If you have a daughter of Junior School age and you know what is being discussed in SRE and at what stage, you can supplement this in your own conversations with her, find out what she feels about what she is learning and whether she has any questions about it. It should be possible to do this naturally and relatively easily, without the sense that you are having an ‘Important Discussion’ and telling her things for the first time.

Parents can request that their daughters are withdrawn from SRE lessons if they feel uncomfortable about what is taught, how it is taught and at what age, and parents who wish to do this should contact the school to discuss it, but be careful. We may feel a natural impulse to protect our children and to worry about them growing up too quickly, but we have to accept that ignorance is much more harmful than knowledge, that this is all about giving them information to help them to make wise choices, and that we have to educate children rather than trying to shield them. We need our daughters to have skills and knowledge that will enable them to cope with reality, rather than attempting to keep reality at bay. There is no evidence that giving information early leads to early experimentation, and, in fact, the reverse is more likely to be true – shrouding sex and relationships in mystery can do more harm than being open and honest with our children. Consider also how your daughter might feel if the other children realise she is sitting out of these lessons.

As girls move through the secondary school years from age 11 onwards these topics are likely to be revisited in an age-appropriate way so that girls are helped to understand the changes in their bodies and their emotions. They need to develop healthy self-esteem and the confidence to resist any negative peer pressure, or pressure they may feel from the way in which sex and relationships are portrayed in the media. They should develop the range of skills they need to make choices and decisions they feel comfortable with at the right time for them. They will learn about contraception, sexually transmitted infections, homosexuality and women’s health issues. Again, talk to your children about what they are learning and how they feel about it. You may well find they are far better informed than you were at the same age.

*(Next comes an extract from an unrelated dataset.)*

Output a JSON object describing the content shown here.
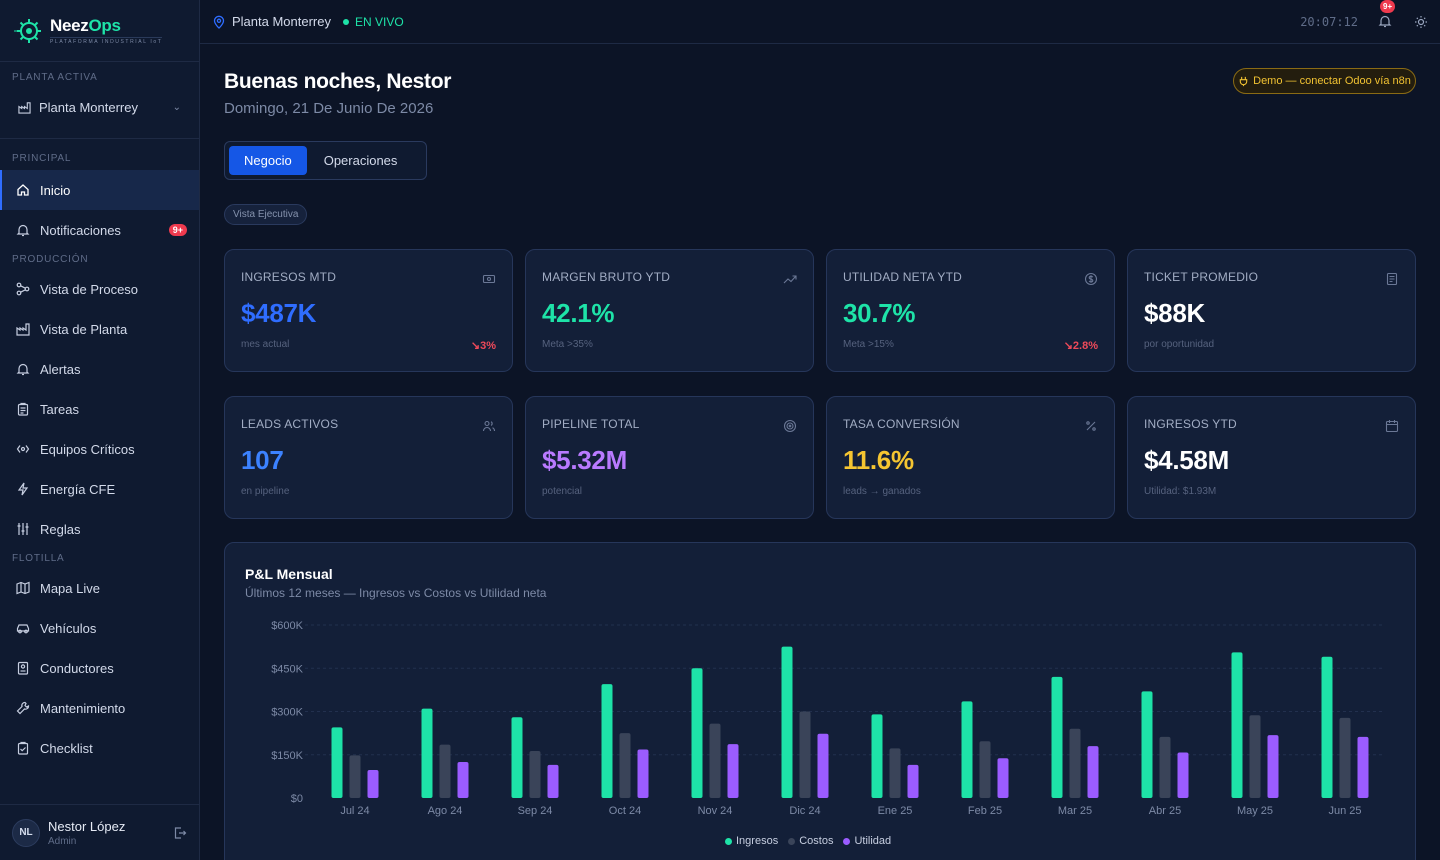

In summary, good schools and caring parents help to construct a responsible framework within which our sons and daughters will make their own choices and decisions, and, at times, their own mistakes. We know we cannot live their lives for them, but by communicating openly with them and working together with our children’s schools, we can educate them wisely, and nowhere is it more important that we do so than in their learning about happy and healthy relationships.

Your comments

My sex education consisted of a biology lesson and a book my mother silently handed me to read and never discussed with me. Consequently I experimented at a young age and looking back was very lucky not to end up pregnant or with a STD. I have a very different relationship with my own daughters. On the way home today we talked about masturbation. Fingers crossed that this approach pays off in the long run!

By jo on Friday 30 April 2010

“By the end of Year 6 (age 11) and the last year of primary education it is probable that pupils have received lessons about love and what a loving relationship is”

Wow…if only I’d received that kind of instruction. When I was in that year a rumour went round about the caretaker having proposed to one of the teachers. It says everything about my ignorance of relationship matters that I had to ask what “proposed” met in that context. This in turn might have had something to do with my family circumstances: none of my relatives got married in church and at that age I had never attended a wedding even as a guest, never mind as a bridesmaid.